About

“People think science is - you have a white coat, you have to look serious - and we had a different attitude. We were curious, we had fun. We felt more like explorers than scientists.” 

- Torsten Wiesel

The Harvard PhD Program in Neuroscience (PiN) is centered in the Harvard Medical School Department of Neurobiology, founded in 1966 as the first research department in the world to take an interdisciplinary systemic approach to studying the brain as an organ, and spans the neuroscience community across the University. The program provides mentoring and advising to a close and supportive community of students who carry out PhD research in laboratories on the Harvard Medical School Quadrangle (the Quad), in Harvard-affiliated hospitals, and at Harvard’s Center for Brain Science under the Faculty of Arts & Sciences in Cambridge. PiN students come from a wide range of scientific, personal, and cultural backgrounds.
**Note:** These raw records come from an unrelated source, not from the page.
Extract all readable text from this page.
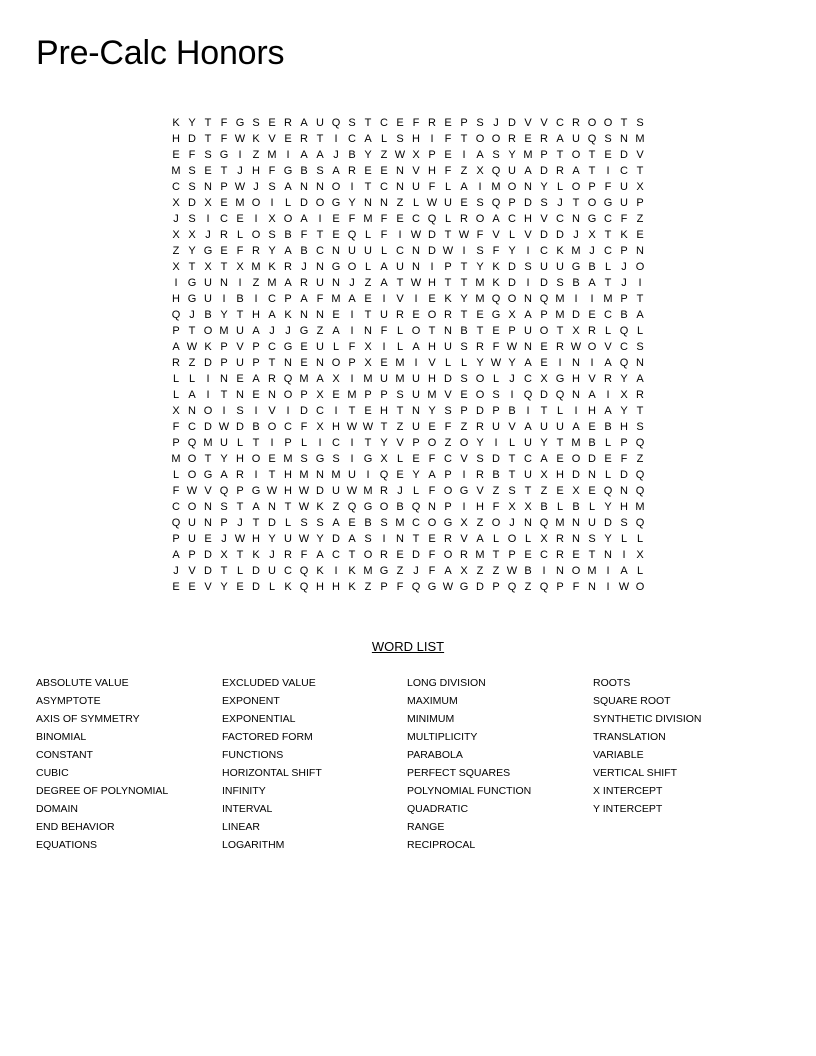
Pre-Calc Honors
K Y T F G S E R A U Q S T C E F R E P S J D V V C R O O T S
H D T F W K V E R T	I C A L S H I	F T O O R E R A U Q S N M
E F S G I	Z M I A A J B Y Z W X P E I A S Y M P T O T E D V
M S E T J H F G B S A R E E N V H F Z X Q U A D R A T	I C T
C S N P W J S A N N O I	T C N U F L A I M O N Y L O P F U X
X D X E M O I	L D O G Y N N Z L W U E S Q P D S J T O G U P
J S I C E I X O A I E F M F E C Q L R O A C H V C N G C F Z
X X J R L O S B F T E Q L F	I W D T W F V L V D D J X T K E
Z Y G E F R Y A B C N U U L C N D W I S F Y I C K M J C P N
X T X T X M K R J N G O L A U N I P T Y K D S U U G B L J O
I G U N I	Z M A R U N J Z A T W H T T M K D I D S B A T J	I
H G U I B I C P A F M A E I V I E K Y M Q O N Q M I	I M P T
Q J B Y T H A K N N E I	T U R E O R T E G X A P M D E C B A
P T O M U A J J G Z A I N F L O T N B T E P U O T X R L Q L
A W K P V P C G E U L F X I	L A H U S R F W N E R W O V C S
R Z D P U P T N E N O P X E M I V L L Y W Y A E I N I A Q N
L L	I N E A R Q M A X I M U M U H D S O L J C X G H V R Y A
L A I	T N E N O P X E M P P S U M V E O S I Q D Q N A I X R
X N O I S I V I D C I	T E H T N Y S P D P B I	T L	I H A Y T
F C D W D B O C F X H W W T Z U E F Z R U V A U U A E B H S
P Q M U L T	I P L	I C I	T Y V P O Z O Y I	L U Y T M B L P Q
M O T Y H O E M S G S I G X L E F C V S D T C A E O D E F Z
L O G A R I	T H M N M U I Q E Y A P I R B T U X H D N L D Q
F W V Q P G W H W D U W M R J L F O G V Z S T Z E X E Q N Q
C O N S T A N T W K Z Q G O B Q N P I H F X X B L B L Y H M
Q U N P J T D L S S A E B S M C O G X Z O J N Q M N U D S Q
P U E J W H Y U W Y D A S I N T E R V A L O L X R N S Y L L
A P D X T K J R F A C T O R E D F O R M T P E C R E T N I X
J V D T L D U C Q K I K M G Z J F A X Z Z W B I N O M I A L
E E V Y E D L K Q H H K Z P F Q G W G D P Q Z Q P F N I W O
WORD LIST
ABSOLUTE VALUE
ASYMPTOTE
AXIS OF SYMMETRY
BINOMIAL
CONSTANT
CUBIC
DEGREE OF POLYNOMIAL
DOMAIN
END BEHAVIOR
EQUATIONS
EXCLUDED VALUE
EXPONENT
EXPONENTIAL
FACTORED FORM
FUNCTIONS
HORIZONTAL SHIFT
INFINITY
INTERVAL
LINEAR
LOGARITHM
LONG DIVISION
MAXIMUM
MINIMUM
MULTIPLICITY
PARABOLA
PERFECT SQUARES
POLYNOMIAL FUNCTION
QUADRATIC
RANGE
RECIPROCAL
ROOTS
SQUARE ROOT
SYNTHETIC DIVISION
TRANSLATION
VARIABLE
VERTICAL SHIFT
X INTERCEPT
Y INTERCEPT
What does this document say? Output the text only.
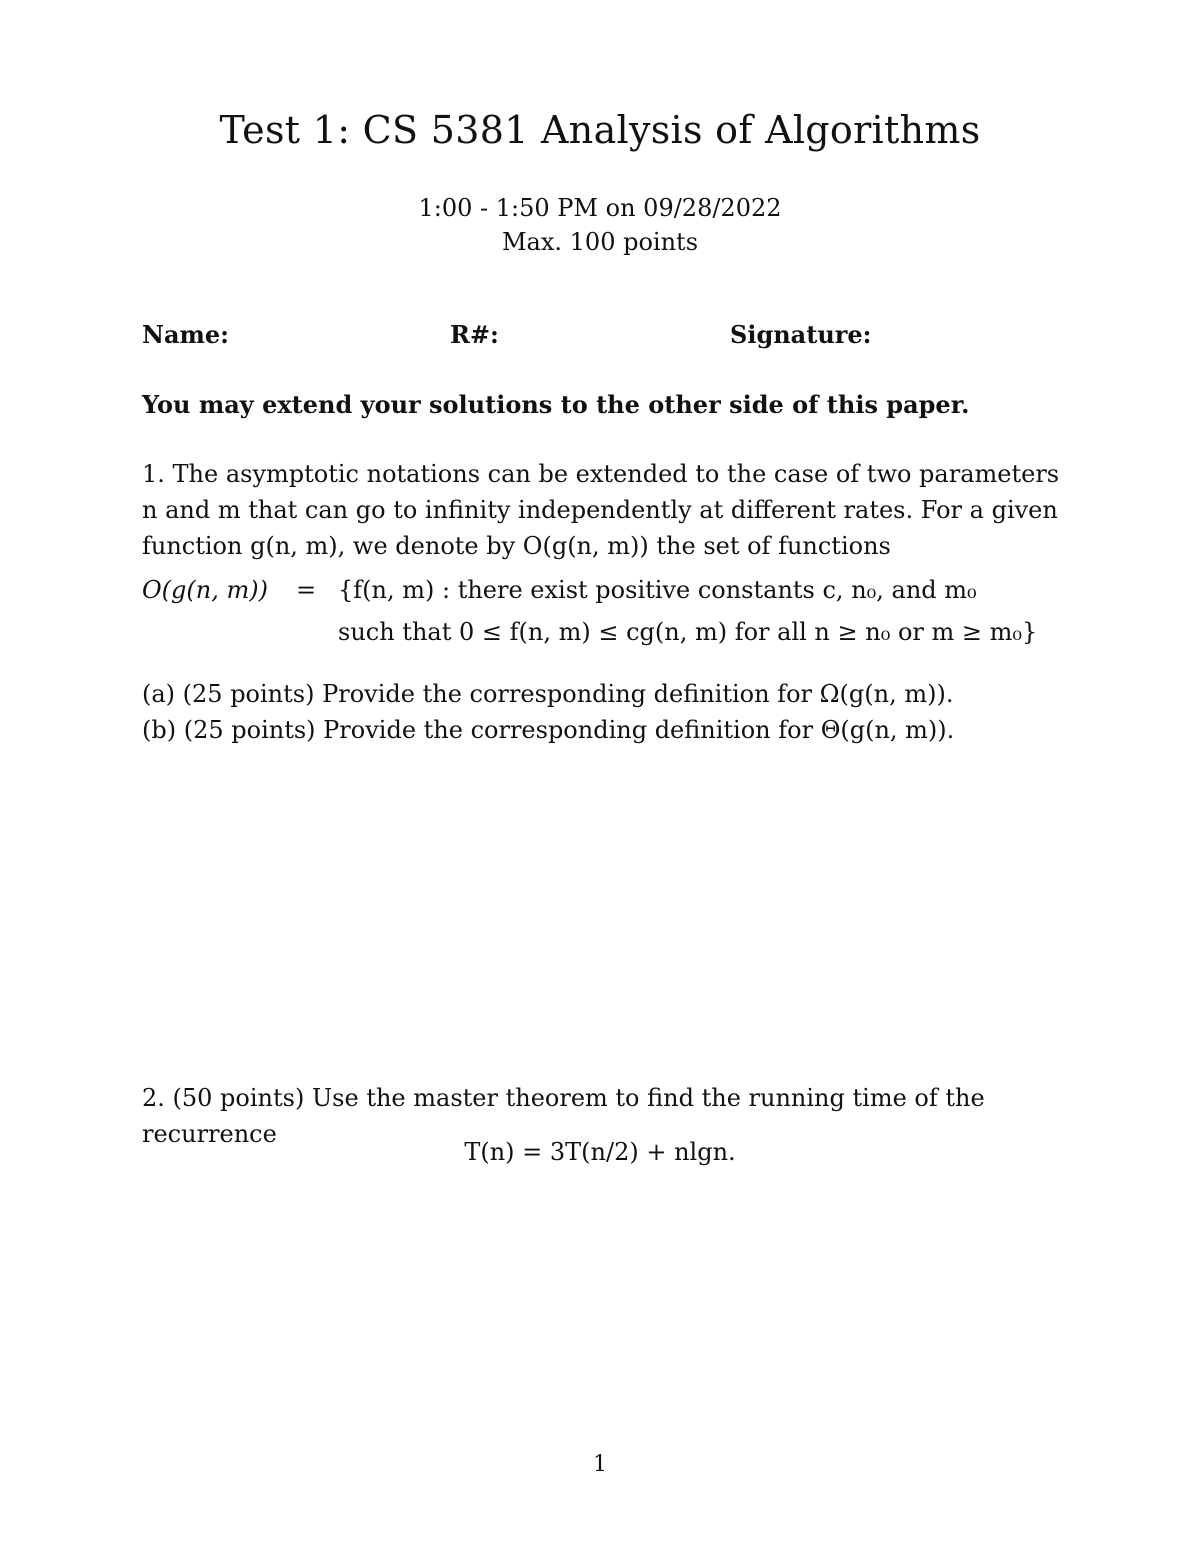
Test 1: CS 5381 Analysis of Algorithms
1:00 - 1:50 PM on 09/28/2022
Max. 100 points
Name:	R#:	Signature:
You may extend your solutions to the other side of this paper.
1. The asymptotic notations can be extended to the case of two parameters
n and m that can go to infinity independently at different rates. For a given
function g(n, m), we denote by O(g(n, m)) the set of functions
O(g(n, m)) = {f(n, m) : there exist positive constants c, n₀, and m₀
such that 0 ≤ f(n, m) ≤ cg(n, m) for all n ≥ n₀ or m ≥ m₀}
(a) (25 points) Provide the corresponding definition for Ω(g(n, m)).
(b) (25 points) Provide the corresponding definition for Θ(g(n, m)).
2. (50 points) Use the master theorem to find the running time of the recurrence
T(n) = 3T(n/2) + nlgn.
1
More than 150 faculty members provide exciting and rigorous research training in all areas of neuroscience to our 120+ students, preparing them for careers across many sectors from academic research to science policy, biotech, pharmaceuticals, consulting, K-12 and community education, science writing and outreach, “big data,” and other developing fields. We are dedicated to educating students so they develop as neuroscientists who will change science in the 21st century and beyond.

“It’s a huge privilege to be able to work on whatever you’re curious about. Science is scary because you don’t know what’s gonna happen - if you did it wouldn’t be science - and I think that’s most clear in a department like this, where people have core values of curiosity and intense engagement in each other’s work.”